I drive down Flagler, past pets, which seems to be closed, and to my transmission guy, a few blocks west. I leave the car with him, and he promises three days, which means a week. Do I even need my car anymore? The notion of physical escape seems to have vanished, or at least escape by land. While I wait for whatever is going to happen, and still assuming that I am not still in dreamland, I can take Luz to school and shop on foot, or maybe I’ll buy a secondhand bike and a bike seat. I use the pay phone to call a cab and stand out on the street to wait. The transmission guy seems to be staring at me in an odd way. I check my reflection in the plate glass of his window. There seems nothing wrong. I move toward the curb.

Next to the transmission place is one of those hole-in-the-wall cafes that consists only of a service hatch and a row of stools outside. These are occupied by an assortment of middle-aged men sipping from tiny cups. They are staring at me, too; their faces are full of vague aggression; their eyes are dark and hot. I direct my gaze across the street to where a group of people are waiting for a jitney. I cross the street. I could take the jitney east on Flagler, to where I can catch a Metro train to the Grove. This would save some money, but I am reluctant. The configuration of the group is profoundly menacing; I read threat in the way they are standing: two Latina women in tan servant’s uniforms; a dark woman with shopping bags, with a little girl and an older boy in tow; a zombie; two thin Oriental guys in cook’s whites speaking Cuban Spanish; and a very fat copper-skinned woman with a cane and a palm fan, all typically what you would find at any such corner in low-rent Miami, except maybe for the zombie. The Olo call such creatures paarolawats.

They are staring at me, not directly, but sidelong, and when I look away, I can feel their eyes on my back. No jitney, then. Wait for the cab. The dispatcher said ten minutes, although, really, my Spanish is not that hot, maybe he said thirty. Or never.

The paarolawats comes a little closer to me. A faint breeze stirs (maybe from the fan of the fat lady!) and I catch his smell, a horrible reek of old alcohol and unwashed, perhaps even slightly putrid flesh, and, of course, dulfana. This one is a crumpled-looking man, anywhere from forty-five to sixty-five years, wearing wino rags, balding, whose freckled skin’s base color is that of a cardboard carton left out in the sun and rain. He’s looking right at me, out of his dead eyes; he shuffles a step closer, then another. The jitney arrives at the curb, an old Ford Econoline van driven by a skeletal Haitian. The waiting people board it, casting baleful looks at me as they pass, or so it seems.

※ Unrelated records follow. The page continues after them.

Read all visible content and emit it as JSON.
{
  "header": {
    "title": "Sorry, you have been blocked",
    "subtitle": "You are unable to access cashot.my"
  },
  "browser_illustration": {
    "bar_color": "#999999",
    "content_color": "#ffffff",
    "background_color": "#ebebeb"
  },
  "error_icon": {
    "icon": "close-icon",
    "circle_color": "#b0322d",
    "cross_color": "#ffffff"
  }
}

The jitney pulls away, and I’m left alone with the paarolawats. He slips-slides toward me in that horrible way they have, which I remember even though I have only seen one before. You’re not supposed to let them touch you, I remember that, too. They’re loaded with all kinds of exotic chemicals; their skin is dripping with witch secretions. The horror movies have it right for once. I back away. I am thinking, This would be a good time to wake up, if this is a dream, and if not I am going to have to run for it, if that fucking cab doesn’t get here in one minute, and then a voice behind me says, “Hey, there, Eightball, what’s happening?”